I have an urgent issue where the Couchbase server crashes at exactly 2 AM. The service is then unavailable until next day at exactly 12 AM. The strange thing is that the crash window moves when we go from standard time to daylight saving time. During standard time the windows is from 1 AM to 11 AM. After the “crash window”, I restart Couchbase and everything is blistering fast again.
I have searched everywhere for a clue on this issue but can’t find anything. I have also performed a rather deep troubleshooting, but can’t find any clue to this behavior.
In Couchbase there is one Webcache bucket and one Memcached bucket serving the two websites in different ways.
I’m in no way a Couchbase expert (rather newbie), but I’m experienced in IT. As a bonus, the IT environment is mostly undocumented. I stumble in the dark here.
Has anyone of you heard of a similar issue? Do you have any tips on further troubleshooting?
Many thanks in advance!
Cheers, Johan
What do you have from the crash? Messages? Logs? Core?
Thanks for replying! I have a lot of information, in fact, I have so much that I don’t know where to begin. The first second of the crash in the error file is 609 rows. Is it okay to post that much text here? Should I post it in Blockquote or attach a textfile? Thanks again.
Try posting as a file. If that doesn’t work, post inline
Wouldn’t restarting manually restore service?
You said it crashes at 2am and is unavailable until 12am. So it’s only available the two hours from 12am to 2am? (or did you mean it is unavailable until 12pm (noon)?).
You might want to check for something scheduled to run at 2am. Or clients at 2am.
Or if you could track down what changed the same time as the 2am crashes started.
Sorry, I mean 12PM. I’m in Sweden so not used to AM/PM. The downtime is always ten hours exactly. It doesn’t help to restart the Couchbase service, and if it is running at 12PM I need to restart it for Couchbase to come alive. After the restart it only takes seconds for the websites to be blistering fast again.
I have uploaded a zip file with a snippet from the error file in var\lib\couchbase\logs containing the first second of the crash.
Thanks for your help,
Johan
Couchbase_errorlog_snippet_250623_0200.zip (3.0 KB)
If I search jira tickets for that error I find these.
The crash report looks somewhat like Jira
[stats:error,2025-06-23T2:00:02.317,ns_1@127.0.0.1:<0.12736.0>:stats_collector:handle_info:106]Exception in stats collector: {exit,
{{badmatch,{error,closed}},
{gen_server,call,
['ns_memcached-default',
{stats,<<>>},
180000]}},
[{gen_server,call,3},
{ns_memcached,do_call,3},
{stats_collector,grab_all_stats,1},
{stats_collector,handle_info,2},
{gen_server,handle_msg,5},
{proc_lib,init_p_do_apply,3}]}
Thanks, I will look into that. Is there a scheduler in Couchbase that I haven’t been able to find?
This sounds suspect …
" The server has a process that will periodically scan every key in RAM and compile them into a log, named access.log
as well as maintain a backup of this access log, named access.old
. The server can use this backup file during warmup if the most recent access log has been corrupted during warmup or node failure. By default this process runs initially at 2:00 GMT and will run again in 24- hour time periods after that point. You can configure this process to run at a different initial time and at a different fixed interval."

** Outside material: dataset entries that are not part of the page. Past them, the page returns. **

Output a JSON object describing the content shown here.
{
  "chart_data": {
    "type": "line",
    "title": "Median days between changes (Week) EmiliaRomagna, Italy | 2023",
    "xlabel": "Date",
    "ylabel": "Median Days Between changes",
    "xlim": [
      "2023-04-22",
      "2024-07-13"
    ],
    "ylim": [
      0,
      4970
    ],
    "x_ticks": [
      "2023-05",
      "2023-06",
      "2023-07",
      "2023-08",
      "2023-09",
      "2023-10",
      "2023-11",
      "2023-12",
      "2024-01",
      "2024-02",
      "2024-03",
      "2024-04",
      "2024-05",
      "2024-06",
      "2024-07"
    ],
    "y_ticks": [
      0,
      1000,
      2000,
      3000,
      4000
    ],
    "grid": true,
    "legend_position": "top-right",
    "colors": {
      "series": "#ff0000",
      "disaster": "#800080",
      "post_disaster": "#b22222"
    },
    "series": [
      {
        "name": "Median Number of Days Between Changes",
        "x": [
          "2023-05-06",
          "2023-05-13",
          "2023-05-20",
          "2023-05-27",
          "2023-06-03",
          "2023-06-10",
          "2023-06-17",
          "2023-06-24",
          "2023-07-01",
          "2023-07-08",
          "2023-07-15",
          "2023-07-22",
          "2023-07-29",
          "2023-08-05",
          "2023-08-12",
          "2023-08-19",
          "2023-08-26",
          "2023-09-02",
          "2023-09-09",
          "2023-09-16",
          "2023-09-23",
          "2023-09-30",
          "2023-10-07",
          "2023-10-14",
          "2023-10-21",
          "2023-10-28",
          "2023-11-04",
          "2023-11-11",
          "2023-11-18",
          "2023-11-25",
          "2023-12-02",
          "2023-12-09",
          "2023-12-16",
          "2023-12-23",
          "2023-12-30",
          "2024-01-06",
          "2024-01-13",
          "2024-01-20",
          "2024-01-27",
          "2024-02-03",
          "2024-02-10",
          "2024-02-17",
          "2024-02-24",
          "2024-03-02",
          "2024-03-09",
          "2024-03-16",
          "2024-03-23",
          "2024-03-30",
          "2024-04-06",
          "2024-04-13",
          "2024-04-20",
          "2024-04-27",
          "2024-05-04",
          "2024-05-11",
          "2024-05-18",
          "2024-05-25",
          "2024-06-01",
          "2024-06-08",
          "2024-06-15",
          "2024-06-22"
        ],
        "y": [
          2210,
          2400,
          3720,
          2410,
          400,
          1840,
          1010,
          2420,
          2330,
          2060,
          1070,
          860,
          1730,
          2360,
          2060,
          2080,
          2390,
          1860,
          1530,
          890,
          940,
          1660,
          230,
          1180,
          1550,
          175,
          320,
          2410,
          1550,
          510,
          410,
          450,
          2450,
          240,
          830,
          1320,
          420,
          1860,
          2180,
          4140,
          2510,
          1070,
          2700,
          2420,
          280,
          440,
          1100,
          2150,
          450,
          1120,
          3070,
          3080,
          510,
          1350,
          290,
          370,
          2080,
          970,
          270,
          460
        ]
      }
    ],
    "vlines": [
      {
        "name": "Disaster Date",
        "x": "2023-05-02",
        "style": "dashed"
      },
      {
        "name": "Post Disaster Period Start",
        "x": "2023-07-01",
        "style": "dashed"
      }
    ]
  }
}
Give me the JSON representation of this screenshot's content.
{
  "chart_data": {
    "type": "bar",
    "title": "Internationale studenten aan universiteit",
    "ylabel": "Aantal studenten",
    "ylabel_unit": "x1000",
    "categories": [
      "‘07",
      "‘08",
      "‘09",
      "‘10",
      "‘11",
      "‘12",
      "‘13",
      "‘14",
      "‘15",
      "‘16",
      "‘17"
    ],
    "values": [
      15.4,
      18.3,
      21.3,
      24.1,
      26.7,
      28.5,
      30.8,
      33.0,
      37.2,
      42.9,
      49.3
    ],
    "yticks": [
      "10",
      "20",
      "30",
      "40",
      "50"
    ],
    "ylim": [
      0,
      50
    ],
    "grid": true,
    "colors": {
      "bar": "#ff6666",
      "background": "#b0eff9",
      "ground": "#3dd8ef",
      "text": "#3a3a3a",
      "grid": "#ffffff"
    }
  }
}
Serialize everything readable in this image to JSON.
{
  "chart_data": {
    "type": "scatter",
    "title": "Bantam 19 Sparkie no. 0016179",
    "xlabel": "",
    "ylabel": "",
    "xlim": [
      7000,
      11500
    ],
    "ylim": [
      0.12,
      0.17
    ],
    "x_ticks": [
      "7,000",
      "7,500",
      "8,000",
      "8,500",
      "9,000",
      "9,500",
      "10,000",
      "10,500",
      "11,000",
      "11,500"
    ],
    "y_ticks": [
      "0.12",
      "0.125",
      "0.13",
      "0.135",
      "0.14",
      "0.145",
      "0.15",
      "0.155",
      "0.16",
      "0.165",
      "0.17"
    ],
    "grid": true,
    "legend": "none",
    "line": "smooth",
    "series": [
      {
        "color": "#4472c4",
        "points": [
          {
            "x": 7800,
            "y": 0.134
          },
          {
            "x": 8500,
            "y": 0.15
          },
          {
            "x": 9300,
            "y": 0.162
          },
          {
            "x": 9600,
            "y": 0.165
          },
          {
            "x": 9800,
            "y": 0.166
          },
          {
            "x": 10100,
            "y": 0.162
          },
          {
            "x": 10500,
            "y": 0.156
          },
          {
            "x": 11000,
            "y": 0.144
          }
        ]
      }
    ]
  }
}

You could try deleting the access.log and access.old in case the problem is that they are corrupt. You could also try setting the a_log_sleep_time to a large value like 525600 (a year).
Thanks, that really looks interesting. It didn’t help to delete the access.log file. Now trying to see what I can find regarding the timing parameters. I can’t find that they are set today, which should mean 2AM UTC according to the manual. That is 4AM here in Sweden so it doesn’t line up with the crash at 2AM.
Maybe at one point someone set the start time to 4AM Sweden time?